Loyola University Maryland

Some Loyola graduates go directly into the job market. As you do, keep in mind that a first job is not the same as a "career." For some, such as secondary education minors, you will step right into your chosen profession. Others will take a series of positions early on--some terrific, some less so--all giving you a toehold on the job market. Your goal is to gain experience in the workplace, perhaps in multiple fields, and use that as a stepping stone toward your goal. And the process itself might be an opportunity to figure out where you want to end up as you discover opportunities, niches, talents, and passions. At this stage as you near graduation, your task is to create a resume that showcases your skills in clear writing, clear thinking, and analytical smarts for a marketplace hungry for such training.
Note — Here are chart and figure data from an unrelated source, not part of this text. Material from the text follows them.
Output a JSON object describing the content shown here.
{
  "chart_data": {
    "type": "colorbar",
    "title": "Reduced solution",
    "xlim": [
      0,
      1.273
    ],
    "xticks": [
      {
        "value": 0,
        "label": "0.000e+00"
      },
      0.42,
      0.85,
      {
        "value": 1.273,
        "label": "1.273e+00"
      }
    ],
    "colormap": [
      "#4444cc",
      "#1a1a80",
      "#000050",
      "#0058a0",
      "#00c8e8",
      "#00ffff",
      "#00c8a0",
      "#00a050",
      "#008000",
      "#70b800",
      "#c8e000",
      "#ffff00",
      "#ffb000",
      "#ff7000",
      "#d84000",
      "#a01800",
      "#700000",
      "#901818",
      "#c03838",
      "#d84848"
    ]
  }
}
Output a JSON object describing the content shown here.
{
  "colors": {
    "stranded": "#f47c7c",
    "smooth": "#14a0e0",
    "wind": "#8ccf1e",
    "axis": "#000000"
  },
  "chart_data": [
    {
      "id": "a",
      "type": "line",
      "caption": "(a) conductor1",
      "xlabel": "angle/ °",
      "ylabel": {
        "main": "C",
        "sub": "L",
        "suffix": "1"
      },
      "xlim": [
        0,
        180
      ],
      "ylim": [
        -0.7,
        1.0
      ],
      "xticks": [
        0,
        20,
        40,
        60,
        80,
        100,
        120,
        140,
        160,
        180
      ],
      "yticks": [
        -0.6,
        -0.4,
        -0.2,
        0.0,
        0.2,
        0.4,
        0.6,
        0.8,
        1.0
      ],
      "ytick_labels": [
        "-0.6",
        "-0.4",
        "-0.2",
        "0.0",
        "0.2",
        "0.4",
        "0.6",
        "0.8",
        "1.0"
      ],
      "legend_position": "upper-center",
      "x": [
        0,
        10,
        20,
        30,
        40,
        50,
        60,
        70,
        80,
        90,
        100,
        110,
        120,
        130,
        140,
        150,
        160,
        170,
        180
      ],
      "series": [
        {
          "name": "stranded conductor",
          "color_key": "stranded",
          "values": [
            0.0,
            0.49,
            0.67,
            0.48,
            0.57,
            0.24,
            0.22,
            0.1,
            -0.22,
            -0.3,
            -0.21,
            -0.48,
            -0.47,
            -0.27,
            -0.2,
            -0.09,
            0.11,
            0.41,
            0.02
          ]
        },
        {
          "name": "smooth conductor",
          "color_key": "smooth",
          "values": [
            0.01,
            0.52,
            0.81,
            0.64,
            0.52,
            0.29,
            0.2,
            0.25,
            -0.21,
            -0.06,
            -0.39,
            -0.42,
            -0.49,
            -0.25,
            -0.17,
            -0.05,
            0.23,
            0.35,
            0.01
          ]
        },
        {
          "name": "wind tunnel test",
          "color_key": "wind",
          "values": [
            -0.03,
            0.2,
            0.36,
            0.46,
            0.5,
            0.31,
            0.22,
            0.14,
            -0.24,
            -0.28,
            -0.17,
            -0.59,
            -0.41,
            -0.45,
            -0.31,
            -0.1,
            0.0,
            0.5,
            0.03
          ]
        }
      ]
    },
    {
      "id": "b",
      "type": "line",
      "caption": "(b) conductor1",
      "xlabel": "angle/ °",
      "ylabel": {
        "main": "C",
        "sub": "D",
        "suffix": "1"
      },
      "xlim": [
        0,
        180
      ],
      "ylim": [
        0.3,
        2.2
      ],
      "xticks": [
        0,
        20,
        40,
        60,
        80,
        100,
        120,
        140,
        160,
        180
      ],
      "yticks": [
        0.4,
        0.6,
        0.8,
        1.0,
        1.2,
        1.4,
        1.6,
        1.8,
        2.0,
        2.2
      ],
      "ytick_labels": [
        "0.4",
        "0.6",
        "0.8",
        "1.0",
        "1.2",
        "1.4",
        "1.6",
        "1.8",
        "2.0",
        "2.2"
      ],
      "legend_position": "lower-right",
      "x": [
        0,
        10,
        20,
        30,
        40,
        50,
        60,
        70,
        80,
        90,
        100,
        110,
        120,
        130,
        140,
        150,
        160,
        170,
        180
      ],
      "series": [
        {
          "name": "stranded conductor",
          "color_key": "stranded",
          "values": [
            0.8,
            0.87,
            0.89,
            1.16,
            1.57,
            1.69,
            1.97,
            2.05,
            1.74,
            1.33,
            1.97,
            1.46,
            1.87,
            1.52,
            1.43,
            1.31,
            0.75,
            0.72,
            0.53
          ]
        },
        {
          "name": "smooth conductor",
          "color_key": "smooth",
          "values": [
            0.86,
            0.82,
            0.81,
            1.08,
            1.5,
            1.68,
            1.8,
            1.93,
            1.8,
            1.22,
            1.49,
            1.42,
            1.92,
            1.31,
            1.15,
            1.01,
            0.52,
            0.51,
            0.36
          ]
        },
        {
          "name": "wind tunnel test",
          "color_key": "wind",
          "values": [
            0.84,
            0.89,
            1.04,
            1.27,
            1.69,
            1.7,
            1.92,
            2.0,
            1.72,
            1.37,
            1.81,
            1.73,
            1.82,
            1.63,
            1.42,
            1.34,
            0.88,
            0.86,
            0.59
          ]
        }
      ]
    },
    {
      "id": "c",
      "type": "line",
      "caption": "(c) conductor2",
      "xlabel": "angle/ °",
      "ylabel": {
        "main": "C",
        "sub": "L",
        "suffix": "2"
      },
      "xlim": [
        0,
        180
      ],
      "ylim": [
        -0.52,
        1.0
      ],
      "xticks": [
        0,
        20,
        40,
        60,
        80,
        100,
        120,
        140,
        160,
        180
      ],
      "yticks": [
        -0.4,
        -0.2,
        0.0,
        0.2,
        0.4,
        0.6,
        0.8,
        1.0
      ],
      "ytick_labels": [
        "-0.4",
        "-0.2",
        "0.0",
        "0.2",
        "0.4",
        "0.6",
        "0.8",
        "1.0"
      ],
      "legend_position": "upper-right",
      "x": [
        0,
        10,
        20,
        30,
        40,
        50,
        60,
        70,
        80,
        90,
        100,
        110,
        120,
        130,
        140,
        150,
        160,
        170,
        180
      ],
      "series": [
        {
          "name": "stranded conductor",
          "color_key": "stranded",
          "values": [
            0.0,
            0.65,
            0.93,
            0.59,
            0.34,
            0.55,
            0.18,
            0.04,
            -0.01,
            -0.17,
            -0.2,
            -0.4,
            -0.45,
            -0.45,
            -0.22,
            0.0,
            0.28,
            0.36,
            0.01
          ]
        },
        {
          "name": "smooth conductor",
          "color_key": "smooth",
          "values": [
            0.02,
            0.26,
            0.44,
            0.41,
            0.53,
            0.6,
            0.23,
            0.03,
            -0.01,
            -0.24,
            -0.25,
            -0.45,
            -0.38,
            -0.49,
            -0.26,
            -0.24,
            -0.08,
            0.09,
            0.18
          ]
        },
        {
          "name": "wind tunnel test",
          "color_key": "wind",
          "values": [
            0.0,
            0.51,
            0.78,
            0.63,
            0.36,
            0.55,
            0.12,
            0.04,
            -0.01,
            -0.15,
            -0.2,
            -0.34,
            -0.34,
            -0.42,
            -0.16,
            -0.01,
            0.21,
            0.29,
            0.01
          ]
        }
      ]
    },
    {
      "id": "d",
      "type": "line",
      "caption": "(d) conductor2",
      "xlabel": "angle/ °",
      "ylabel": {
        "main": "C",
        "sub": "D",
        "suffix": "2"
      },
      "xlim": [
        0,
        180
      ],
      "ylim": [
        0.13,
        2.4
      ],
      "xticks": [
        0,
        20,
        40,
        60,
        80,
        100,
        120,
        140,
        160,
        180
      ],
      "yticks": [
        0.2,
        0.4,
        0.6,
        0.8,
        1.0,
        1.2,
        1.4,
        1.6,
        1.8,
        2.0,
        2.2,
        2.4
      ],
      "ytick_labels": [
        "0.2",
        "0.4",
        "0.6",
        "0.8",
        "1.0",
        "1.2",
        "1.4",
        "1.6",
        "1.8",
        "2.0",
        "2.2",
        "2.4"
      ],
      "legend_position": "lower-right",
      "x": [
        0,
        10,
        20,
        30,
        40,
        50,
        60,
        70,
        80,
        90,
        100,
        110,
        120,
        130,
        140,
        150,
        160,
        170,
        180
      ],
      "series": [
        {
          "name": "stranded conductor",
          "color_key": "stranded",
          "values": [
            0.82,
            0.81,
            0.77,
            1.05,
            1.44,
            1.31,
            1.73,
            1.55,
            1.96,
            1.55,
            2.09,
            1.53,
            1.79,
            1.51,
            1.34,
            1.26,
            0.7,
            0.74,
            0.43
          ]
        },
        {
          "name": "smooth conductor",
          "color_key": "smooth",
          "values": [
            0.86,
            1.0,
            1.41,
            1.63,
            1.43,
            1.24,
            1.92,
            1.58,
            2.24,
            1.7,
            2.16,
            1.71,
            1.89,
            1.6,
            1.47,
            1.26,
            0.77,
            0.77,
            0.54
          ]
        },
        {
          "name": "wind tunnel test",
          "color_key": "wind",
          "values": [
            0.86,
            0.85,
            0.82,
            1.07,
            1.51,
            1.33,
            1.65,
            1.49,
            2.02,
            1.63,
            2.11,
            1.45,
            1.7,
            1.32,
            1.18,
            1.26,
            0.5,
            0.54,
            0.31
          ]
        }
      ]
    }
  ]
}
  • Career Center: A hub for job listings and related resources. College Center W002, x2232, https://inside.loyola.edu/thecareercenter
  • Writing Center: Assistance with job market documents such as cover letters and resumes. Jenkins 011, x5415.
  • Alumni mentors: The Career Center maintains a list of graduates who have agreed to serve as mentors. You might also find such mentors through other informal networks.
  • Career Seminar for Humanities Majors: Watch for announcements about the annual workshop put on by the Career Center in the spring. This covers nuts-and-bolts issues of the job search, including how to create job market materials (resume, etc.).
  • Spring alumni panel: Watch for announcement about a panel discussion with Loyola English alumni about their experiences navigating the job market after Loyola.